Euclid in mind

19th January 2001 at 00:00
The Greeks were not interested in creating maths just for its own sake, but to give ordinary people confidence to participate in democracy. Greek philosophers and matematicians were interested in looking for things that were always true or sometines true and deciding the conditions which made a sometimes into an always or an always into a sometimes. Geometry is about working with pictures in your head, knowing what is fixed and what it is possible to move. A drawing made on papyrus is only one snapshot (a particular) representing an infinity of possible pictures (the general).

Much of Euclidean geometry can be approached as thought experiments. In the present day we have moving images on a computer but the Ancient Greeks had to create these moving images in their heads. What teachers need to convey to students is the power of working in this way.

One of the objectives of the "design a museum" summer school was to convey Euclid's actual methods of teaching, which included "thought experiments" - working with pictures in your head. For the demonstration, the teacher, in role as Museum Curator, further takes on the part of Euclid. In this double role he talks to the student Museum Designers as Euclid might have addressed his own students students:

"Good morning, everyone. Our Geometry class today will be another thought experiment. Please si comfortably. Place your hands on your knees. Close your eyes. Imagine a rectangle. Make sure you can fix it in space. Imagine a circle around the rectangle. Now fit the rectangle into the circle so that all four corners lie on the circle. Check round the four corners. Is each one touching the circle? Corner 1? Corner 2? Corner 3? Corner 4?

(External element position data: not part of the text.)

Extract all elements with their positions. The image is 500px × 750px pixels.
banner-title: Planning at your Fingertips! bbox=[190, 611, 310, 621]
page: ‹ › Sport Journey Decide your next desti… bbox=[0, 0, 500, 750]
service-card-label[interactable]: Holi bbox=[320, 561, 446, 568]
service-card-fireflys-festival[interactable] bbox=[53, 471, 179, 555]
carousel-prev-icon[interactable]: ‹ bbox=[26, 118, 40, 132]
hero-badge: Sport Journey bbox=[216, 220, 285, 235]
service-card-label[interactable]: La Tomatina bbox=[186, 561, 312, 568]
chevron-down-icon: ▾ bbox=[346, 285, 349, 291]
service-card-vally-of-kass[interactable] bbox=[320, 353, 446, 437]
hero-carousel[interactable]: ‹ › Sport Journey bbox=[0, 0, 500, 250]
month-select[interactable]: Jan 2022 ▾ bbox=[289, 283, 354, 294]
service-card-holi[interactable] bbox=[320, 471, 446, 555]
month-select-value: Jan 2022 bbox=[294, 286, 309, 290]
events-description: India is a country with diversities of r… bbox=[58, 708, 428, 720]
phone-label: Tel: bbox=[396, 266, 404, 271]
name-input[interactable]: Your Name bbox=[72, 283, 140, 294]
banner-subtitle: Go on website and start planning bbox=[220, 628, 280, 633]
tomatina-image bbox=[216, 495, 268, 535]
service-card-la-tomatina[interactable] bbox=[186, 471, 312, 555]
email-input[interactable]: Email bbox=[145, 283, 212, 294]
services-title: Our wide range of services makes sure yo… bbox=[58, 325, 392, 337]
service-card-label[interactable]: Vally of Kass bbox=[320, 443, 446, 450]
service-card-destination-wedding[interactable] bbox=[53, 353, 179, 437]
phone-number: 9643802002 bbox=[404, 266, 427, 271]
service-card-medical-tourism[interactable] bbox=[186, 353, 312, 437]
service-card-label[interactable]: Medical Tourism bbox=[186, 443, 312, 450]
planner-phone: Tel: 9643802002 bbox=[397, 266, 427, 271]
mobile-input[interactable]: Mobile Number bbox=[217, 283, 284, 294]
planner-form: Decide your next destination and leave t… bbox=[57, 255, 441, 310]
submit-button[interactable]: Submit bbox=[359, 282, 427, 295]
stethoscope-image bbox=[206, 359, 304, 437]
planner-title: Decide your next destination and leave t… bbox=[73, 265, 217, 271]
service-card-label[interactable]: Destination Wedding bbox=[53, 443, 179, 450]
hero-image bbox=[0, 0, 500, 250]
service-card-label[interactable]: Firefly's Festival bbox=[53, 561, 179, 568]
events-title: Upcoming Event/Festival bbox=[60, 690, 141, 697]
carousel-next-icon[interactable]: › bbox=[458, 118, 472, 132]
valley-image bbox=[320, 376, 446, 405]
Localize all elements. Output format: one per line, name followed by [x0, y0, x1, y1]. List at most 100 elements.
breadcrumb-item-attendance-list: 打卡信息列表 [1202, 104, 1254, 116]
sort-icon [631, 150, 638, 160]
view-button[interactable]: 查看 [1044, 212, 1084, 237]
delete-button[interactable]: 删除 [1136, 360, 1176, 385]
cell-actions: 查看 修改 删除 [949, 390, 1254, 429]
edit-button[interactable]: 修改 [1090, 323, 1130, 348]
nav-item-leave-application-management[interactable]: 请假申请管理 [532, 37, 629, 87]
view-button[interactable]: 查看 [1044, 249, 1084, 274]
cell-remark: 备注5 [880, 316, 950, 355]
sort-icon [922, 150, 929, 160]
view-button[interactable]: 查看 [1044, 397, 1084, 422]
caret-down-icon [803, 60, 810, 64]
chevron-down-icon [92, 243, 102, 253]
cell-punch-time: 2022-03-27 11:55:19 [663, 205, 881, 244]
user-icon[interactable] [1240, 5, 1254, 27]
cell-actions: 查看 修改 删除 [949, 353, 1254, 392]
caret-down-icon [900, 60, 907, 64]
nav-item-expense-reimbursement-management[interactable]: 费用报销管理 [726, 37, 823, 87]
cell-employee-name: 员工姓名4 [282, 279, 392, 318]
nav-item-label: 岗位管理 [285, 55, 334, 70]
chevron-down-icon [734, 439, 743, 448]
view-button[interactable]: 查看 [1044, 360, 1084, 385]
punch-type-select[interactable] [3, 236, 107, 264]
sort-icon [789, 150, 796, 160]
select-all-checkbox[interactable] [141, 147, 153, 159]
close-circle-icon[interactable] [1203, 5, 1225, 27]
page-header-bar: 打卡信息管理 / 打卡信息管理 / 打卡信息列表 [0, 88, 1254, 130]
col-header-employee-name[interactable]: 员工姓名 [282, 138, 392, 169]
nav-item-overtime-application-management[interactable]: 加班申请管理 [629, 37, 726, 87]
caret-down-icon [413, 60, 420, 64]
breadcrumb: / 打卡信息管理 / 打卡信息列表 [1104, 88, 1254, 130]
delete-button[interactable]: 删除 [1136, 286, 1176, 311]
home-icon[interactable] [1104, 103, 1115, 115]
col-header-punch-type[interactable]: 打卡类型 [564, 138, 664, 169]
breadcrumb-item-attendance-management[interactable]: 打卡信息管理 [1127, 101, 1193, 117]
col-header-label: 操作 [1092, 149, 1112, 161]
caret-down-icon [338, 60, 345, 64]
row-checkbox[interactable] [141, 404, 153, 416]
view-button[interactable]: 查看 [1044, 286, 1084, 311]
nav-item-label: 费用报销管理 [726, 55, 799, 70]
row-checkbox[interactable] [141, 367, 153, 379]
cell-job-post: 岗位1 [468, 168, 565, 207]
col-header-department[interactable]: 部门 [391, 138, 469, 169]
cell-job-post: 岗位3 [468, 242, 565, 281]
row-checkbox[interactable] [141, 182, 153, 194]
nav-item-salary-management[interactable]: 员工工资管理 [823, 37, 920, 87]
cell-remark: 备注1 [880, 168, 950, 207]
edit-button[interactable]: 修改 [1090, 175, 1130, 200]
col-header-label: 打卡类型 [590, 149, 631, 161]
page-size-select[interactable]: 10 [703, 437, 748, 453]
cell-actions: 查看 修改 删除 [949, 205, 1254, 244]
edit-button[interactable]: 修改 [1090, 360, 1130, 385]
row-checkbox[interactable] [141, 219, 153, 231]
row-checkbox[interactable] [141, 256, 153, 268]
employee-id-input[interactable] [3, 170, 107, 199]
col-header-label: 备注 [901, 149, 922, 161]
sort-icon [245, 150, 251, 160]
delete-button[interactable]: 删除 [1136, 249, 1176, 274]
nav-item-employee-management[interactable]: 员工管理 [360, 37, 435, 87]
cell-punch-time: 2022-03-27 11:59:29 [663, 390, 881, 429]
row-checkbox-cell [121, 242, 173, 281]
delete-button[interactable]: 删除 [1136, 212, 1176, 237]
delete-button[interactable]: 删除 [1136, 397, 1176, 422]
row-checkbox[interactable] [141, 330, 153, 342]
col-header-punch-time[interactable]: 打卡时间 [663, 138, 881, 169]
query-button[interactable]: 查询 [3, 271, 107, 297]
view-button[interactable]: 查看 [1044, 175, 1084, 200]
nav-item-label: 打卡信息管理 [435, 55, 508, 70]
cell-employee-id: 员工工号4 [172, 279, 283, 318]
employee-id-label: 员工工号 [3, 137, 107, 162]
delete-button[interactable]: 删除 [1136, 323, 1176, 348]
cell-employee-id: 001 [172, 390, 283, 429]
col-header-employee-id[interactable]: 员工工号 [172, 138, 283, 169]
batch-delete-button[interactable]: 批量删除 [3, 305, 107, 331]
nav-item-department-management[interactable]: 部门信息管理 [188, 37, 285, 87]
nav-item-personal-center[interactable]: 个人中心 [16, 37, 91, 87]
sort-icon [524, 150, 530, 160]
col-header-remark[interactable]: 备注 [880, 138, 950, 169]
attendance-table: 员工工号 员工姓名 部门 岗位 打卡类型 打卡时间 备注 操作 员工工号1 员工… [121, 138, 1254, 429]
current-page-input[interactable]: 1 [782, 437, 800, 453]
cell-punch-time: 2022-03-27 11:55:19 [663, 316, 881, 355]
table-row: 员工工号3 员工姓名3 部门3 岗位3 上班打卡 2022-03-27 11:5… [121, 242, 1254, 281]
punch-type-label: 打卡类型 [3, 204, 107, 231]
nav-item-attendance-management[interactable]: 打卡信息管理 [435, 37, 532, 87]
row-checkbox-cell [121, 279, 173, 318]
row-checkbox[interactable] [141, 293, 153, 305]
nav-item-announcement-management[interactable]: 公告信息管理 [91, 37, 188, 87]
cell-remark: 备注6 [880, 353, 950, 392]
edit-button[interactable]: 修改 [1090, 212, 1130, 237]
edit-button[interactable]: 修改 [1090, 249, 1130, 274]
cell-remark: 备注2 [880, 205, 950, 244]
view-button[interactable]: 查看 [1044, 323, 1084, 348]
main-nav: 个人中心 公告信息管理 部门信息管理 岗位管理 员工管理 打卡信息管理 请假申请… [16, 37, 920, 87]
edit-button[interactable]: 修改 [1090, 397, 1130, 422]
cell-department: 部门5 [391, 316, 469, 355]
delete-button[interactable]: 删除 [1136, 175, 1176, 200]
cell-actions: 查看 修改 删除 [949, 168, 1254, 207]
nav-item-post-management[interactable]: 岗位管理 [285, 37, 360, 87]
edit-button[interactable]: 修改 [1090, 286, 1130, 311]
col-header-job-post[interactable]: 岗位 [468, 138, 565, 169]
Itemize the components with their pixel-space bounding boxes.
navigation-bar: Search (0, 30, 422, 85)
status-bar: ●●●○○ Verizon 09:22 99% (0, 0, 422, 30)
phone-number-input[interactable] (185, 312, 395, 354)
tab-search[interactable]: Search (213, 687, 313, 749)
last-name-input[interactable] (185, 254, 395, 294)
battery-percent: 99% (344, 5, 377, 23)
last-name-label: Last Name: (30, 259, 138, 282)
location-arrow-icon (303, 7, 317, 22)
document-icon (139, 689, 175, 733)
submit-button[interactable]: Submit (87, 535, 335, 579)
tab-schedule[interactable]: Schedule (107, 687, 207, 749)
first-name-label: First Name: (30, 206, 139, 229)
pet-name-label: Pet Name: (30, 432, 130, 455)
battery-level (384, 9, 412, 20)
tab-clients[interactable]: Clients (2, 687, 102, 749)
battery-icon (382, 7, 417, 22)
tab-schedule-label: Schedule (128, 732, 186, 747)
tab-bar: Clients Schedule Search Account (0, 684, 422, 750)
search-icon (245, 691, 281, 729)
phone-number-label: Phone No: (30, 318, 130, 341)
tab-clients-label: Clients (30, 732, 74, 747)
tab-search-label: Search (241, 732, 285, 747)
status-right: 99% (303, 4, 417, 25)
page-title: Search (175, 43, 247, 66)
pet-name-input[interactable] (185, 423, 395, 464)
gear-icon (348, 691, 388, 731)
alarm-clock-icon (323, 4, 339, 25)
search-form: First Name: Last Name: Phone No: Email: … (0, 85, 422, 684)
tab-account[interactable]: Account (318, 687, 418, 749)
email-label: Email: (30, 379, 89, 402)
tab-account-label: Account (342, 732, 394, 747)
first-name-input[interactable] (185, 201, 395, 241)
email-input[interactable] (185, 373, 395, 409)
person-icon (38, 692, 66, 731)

"Now keep your circle the same size but make the rectangle grow thinner and longer, but keep the four corners fixed on the circle. Now make the rectangle grow fatter and shorter, still keeping the corners on your circle. Make it grow and shrink inside your circle. Now stand back from your rectangle and circle picture and ask yourself if it is possible to draw a parallelogram in a circle with all its corners on the circle. Try really hard with the parallelogram. Try to make those corners reach the circle. Is it possible?

"Now open your eyes. Is it true that every rectangle will fit inside the circle? Remember that when we draw in the sand, we draw only one picture; when we draw in our imaginations we can make many pictures."

Students then discussed this as a possible way of demonstrating to museum visitors the importance to the Greeks of working with the imagination. Was it clear? Would people who didn't know anything about geometry understand it?